7. LLM-assisted development fit

Aspect Rating Notes
NumPy / SciPy numerical boilerplate (ODE setup, sparse matrix assembly) ★★★★ Good; verify numerical method choice and stability conditions with a domain expert.
MPI parallelism scaffolding (mpi4py scatter/gather) ★★★ Generates structurally correct patterns; load balancing and communication overlap require expert tuning.
HDF5 / VTK file I/O ★★★★★ Excellent — file format APIs are well-represented.
Numerical algorithm selection (solver, preconditioner, time integrator) ★★ Knows the names; selecting the right algorithm for a specific PDE and mesh requires numerical analysis expertise.
Architecture decisions Don't outsource. Use ADRs.

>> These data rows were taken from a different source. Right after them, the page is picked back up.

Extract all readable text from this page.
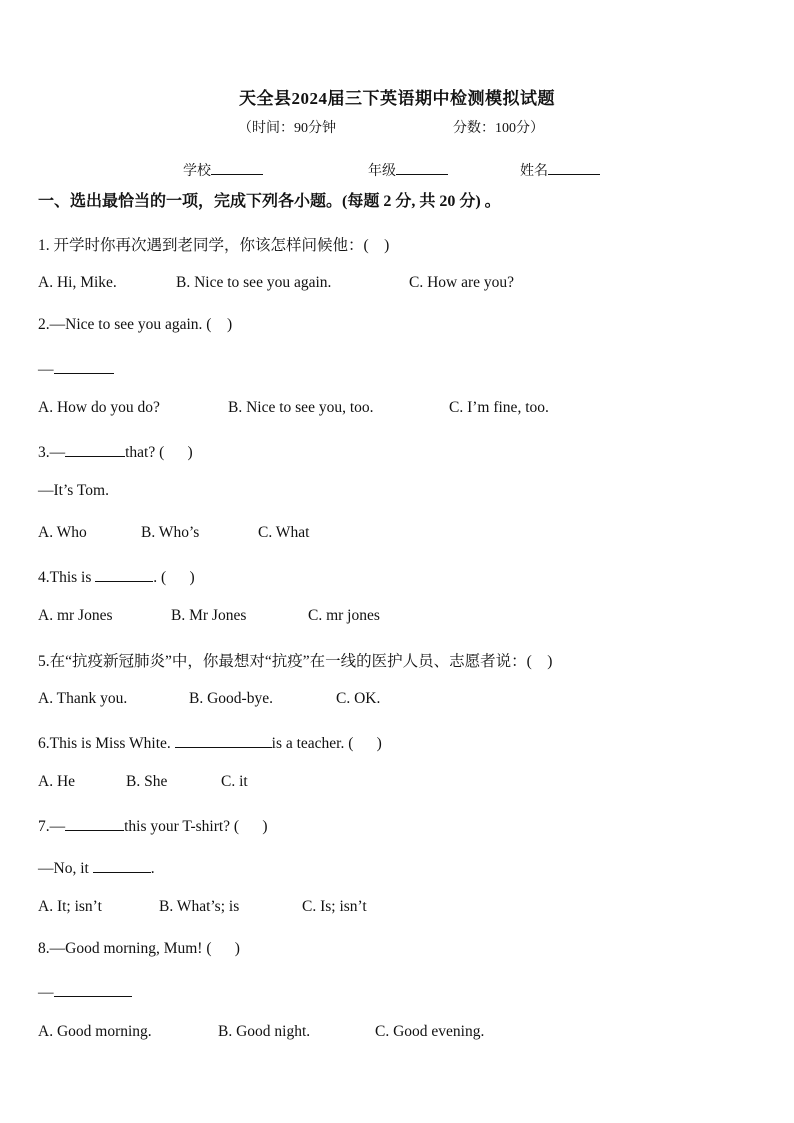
天全县2024届三下英语期中检测模拟试题
（时间：90分钟	分数：100分）
学校	年级	姓名
一、选出最恰当的一项，完成下列各小题。(每题 2 分, 共 20 分) 。
1. 开学时你再次遇到老同学，你该怎样问候他：(    )
A. Hi, Mike.	B. Nice to see you again.	C. How are you?
2.—Nice to see you again. (    )
—
A. How do you do?	B. Nice to see you, too.	C. I’m fine, too.
3.—	that? (      )
—It’s Tom.
A. Who	B. Who’s	C. What
4.This is	. (      )
A. mr Jones	B. Mr Jones	C. mr jones
5.在“抗疫新冠肺炎”中，你最想对“抗疫”在一线的医护人员、志愿者说：(    )
A. Thank you.	B. Good-bye.	C. OK.
6.This is Miss White.	is a teacher. (      )
A. He	B. She	C. it
7.—	this your T-shirt? (      )
—No, it	.
A. It; isn’t	B. What’s; is	C. Is; isn’t
8.—Good morning, Mum! (      )
—
A. Good morning.	B. Good night.	C. Good evening.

Recommended workflow: Validate the solver against an analytical solution or published benchmark before adding parallelism or GPU acceleration. Reproduce a known result first; optimise second.

8. Reference implementations

  • Public reference: numpy/numpy — NumPy; numpy/core/ and the documentation tutorials show the array computing foundation underpinning all Python scientific simulation (200 OK ✓)
  • Public reference: visgl/deck.gl — deck.gl; large-scale geospatial and scientific data visualisation on the GPU using WebGL (200 OK ✓)
  • Internal case study: Add your anonymised internal example here
  • No ADRs recorded yet. Candidate: Python vs Julia vs C++ for performance-critical simulation kernels.

10. Known risks & gotchas

  • Solver divergence produces plausible-looking wrong answers — a stiff ODE with too large a time step produces results that look physically reasonable but are numerically wrong; the simulation has diverged silently. Mitigation: implement a validation test suite with analytical solutions for simple cases before running on real problems; monitor residual norms per timestep.
  • Memory exhaustion from mesh refinement — doubling mesh resolution in 3D increases element count eightfold; the solver runs out of RAM partway through. Mitigation: estimate memory requirements before running (DOF count × sparse matrix density × data type size); run a quick coarse-mesh test to verify the setup before the full fine-mesh solve.
  • Reproducibility lost without versioning inputs — a result cannot be reproduced six months later because the mesh, input parameters, or code version are not tracked. Mitigation: use DVC to version both code and input data; record the full solver configuration (seed, tolerances, mesh hash) in the experiment tracking system on every run.
  • Export control violation for cloud HPC — a defence-related simulation workload runs on a cloud provider whose data centre is in an embargoed country. Mitigation: verify cloud region data residency before submitting; consult legal counsel for any simulation touching ITAR or EAR-controlled technology.
  • Parallelism scaling cliff — MPI job scales well from 1 to 32 cores then levels off; adding 128 cores makes it slower due to communication overhead. Mitigation: profile communication vs compute ratio; perform a strong-scaling study before purchasing large reserved compute capacity.